Anne Gruwez estime au passage que la place de l’humain s’estompe peu à peu dans son travail. Notamment à travers la réforme que le ministre de la Justice est en train de proposer. Au fil des ans, "la justice ne donne plus l’image d’un pouvoir fort à l’égal des autres", dénonce la juge d’instruction. Elle observe au passage que les bâtiments des différents parlements à Bruxelles sont bien entretenus… Alors que "si vous visitez le palais de justice, vous le faites avec un seau d’eau pour récupérer les gouttes qui tombent du plafond".

Faut-il toujours plus informatiser la justice pour la rendre plus efficace ? La juge d’instruction balaye l’argument : "Quand je verrai un ordinateur faire un beau discours à quelqu’un pour lui dire : 'Je t’aime et je veux ton bien', alors là peut-être que je serai pour l’ordinateur." Selon elle, "la justice est encore un des derniers remparts contre la déshumanisation. En justice, la confrontation se fait encore – et Dieu merci - face à face".

Le meilleur des autres vous rend le meilleur à vous-même.

Que reste-t-il alors pour tenir le coup ? L’humour ? Anne Gruwez sourit : "Je peux rire de ma misère à moi. Je peux rire avec l’autre de sa misère.

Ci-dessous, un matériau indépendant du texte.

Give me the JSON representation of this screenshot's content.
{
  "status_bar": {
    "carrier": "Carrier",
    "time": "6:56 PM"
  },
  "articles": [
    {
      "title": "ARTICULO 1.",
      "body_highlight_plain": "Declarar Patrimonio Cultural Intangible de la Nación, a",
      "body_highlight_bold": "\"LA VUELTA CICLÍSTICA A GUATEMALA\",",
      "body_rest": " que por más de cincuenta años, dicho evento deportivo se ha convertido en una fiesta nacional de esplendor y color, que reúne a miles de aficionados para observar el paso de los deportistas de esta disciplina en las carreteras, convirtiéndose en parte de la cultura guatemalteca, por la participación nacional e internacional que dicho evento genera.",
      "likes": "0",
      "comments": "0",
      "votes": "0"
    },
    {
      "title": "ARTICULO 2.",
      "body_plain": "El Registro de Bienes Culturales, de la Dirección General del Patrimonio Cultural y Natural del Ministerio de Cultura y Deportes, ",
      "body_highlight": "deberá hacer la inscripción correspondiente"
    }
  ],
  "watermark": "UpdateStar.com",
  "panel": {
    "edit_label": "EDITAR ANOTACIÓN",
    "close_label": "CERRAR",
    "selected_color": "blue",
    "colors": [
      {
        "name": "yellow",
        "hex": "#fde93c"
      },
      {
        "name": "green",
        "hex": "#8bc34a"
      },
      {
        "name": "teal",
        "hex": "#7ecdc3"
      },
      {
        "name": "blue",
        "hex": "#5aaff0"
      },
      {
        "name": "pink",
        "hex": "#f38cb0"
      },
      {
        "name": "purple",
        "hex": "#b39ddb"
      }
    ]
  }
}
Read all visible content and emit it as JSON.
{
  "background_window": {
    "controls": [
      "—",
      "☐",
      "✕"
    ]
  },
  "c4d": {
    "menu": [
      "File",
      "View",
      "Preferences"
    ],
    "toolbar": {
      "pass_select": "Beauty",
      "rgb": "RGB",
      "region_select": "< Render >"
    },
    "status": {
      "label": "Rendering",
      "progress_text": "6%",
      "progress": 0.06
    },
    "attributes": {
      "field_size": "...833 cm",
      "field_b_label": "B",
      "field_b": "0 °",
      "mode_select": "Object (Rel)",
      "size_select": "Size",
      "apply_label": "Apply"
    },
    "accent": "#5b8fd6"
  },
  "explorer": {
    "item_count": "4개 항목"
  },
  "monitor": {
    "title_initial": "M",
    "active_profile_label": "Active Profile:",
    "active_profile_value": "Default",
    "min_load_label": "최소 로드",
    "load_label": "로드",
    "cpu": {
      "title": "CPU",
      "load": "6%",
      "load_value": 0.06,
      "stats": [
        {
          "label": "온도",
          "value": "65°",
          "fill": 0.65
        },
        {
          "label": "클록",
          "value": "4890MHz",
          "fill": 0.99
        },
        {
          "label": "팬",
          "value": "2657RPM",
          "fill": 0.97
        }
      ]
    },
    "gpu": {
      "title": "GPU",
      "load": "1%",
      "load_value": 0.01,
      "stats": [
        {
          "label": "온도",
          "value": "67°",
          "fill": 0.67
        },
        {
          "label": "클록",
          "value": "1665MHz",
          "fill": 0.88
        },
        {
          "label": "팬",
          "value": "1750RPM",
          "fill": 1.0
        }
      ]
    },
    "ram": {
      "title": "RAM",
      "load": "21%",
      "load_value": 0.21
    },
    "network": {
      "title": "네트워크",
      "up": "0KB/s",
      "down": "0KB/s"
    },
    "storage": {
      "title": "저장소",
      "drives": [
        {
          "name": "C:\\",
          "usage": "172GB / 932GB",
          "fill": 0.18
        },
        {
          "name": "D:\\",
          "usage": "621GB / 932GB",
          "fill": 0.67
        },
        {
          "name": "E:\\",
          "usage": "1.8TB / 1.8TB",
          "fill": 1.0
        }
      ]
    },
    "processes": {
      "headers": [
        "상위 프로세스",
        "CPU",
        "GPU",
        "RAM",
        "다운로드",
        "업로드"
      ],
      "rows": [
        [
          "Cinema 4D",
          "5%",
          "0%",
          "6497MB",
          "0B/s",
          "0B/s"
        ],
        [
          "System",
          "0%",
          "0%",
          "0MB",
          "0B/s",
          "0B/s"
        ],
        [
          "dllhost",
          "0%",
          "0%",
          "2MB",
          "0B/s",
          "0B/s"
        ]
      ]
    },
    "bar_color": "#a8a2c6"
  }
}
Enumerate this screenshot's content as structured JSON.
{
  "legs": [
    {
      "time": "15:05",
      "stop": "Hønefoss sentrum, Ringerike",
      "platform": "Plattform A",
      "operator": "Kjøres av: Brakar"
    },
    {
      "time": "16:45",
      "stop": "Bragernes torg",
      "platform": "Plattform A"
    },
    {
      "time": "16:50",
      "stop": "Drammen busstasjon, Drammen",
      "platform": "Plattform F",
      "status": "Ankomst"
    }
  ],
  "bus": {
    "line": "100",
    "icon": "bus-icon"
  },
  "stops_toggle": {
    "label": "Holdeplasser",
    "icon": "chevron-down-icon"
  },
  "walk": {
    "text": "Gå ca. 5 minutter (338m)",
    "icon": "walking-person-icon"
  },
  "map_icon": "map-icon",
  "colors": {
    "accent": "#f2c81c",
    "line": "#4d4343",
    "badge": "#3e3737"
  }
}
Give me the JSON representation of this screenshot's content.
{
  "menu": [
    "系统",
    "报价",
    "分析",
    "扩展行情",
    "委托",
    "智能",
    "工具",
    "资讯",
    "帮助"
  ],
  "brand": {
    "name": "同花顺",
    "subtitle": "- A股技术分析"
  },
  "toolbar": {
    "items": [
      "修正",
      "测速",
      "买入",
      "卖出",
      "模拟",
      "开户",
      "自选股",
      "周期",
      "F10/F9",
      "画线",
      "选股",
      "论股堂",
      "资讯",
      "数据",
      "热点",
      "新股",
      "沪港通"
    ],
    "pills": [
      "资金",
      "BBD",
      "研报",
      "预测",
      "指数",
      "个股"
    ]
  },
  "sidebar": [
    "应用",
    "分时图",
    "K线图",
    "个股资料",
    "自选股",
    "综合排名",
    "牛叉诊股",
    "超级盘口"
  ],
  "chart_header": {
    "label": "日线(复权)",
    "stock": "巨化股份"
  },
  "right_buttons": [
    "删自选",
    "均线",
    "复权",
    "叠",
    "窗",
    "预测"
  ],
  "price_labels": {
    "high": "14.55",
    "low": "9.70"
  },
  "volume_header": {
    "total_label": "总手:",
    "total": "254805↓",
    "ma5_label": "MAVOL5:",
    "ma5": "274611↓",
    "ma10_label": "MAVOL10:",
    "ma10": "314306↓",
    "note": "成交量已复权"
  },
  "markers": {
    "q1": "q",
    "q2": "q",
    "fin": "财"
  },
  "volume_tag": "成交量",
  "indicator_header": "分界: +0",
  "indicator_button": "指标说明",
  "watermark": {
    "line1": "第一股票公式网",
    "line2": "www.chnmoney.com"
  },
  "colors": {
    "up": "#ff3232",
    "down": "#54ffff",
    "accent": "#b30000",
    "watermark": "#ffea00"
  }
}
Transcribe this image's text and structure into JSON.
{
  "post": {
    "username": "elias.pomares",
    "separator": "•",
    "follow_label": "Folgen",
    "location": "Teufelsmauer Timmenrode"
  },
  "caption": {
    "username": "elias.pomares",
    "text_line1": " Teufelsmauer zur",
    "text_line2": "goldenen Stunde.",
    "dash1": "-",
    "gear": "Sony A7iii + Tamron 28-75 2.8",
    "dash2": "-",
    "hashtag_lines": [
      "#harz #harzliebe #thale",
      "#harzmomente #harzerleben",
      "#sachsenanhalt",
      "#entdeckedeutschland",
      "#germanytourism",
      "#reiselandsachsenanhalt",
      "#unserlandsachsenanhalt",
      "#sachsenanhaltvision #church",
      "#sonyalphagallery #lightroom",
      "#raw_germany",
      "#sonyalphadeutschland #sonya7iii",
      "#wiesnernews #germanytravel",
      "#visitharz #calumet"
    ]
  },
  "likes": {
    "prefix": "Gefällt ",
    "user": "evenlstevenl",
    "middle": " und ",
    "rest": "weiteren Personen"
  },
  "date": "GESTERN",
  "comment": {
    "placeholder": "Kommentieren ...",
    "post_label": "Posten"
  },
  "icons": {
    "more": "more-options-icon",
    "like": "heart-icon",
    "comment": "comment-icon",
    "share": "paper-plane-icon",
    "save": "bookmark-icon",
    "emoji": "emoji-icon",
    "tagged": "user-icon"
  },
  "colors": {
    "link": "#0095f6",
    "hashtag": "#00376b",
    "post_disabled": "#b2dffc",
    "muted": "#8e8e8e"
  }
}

Mais si l’autre ne participe pas… Je peux dire à un client : 'Regardez où vous en êtes'. Il va généralement sourire en disant : 'Oui, c’est des conneries'. Et là on peut commencer à travailler ensemble à un avenir meilleur pour lui et pour moi. Le meilleur des autres vous rend le meilleur à vous-même."

Reste que la sanction est importante à ses yeux dans le système judiciaire. "Je ne serais plus juge d’instruction si je ne croyais pas au rôle de la prison. Je crois au rôle du coup d’arrêt à un certain moment, quelque part. Je crois à la nécessité de très vite prendre les choses en main pour redresser la situation. Et je ne crois pas à la nécessité, sauf véritable examen, de la condamnation."

Du racisme dans la police ? "Bah oui, comme partout"

Interrogée sur les violences policières qui ont marqué ces derniers mois, Anne Gruwez objecte : "Il y a de la violence des deux côtés. Il faut quand même se rendre compte que le policier ne sait pas derrière qui il court et ça fait monter son adrénaline de peur. Tandis que le malfrat sait généralement qui lui court après puisqu’on criera : 'Police' derrière lui."

Quant au racisme au sein de la police, elle estime qu’il y en a "comme partout". Elle se lance alors dans une série de questions en guise de conclusion : "Où avez-vous jamais trouvé l’exemplarité ? Est-ce que le monde politique ne devrait pas être exemplaire ? Est-ce que l’ensemble des manifestants ne devrait pas défiler dans l’ordre et la méthode ?"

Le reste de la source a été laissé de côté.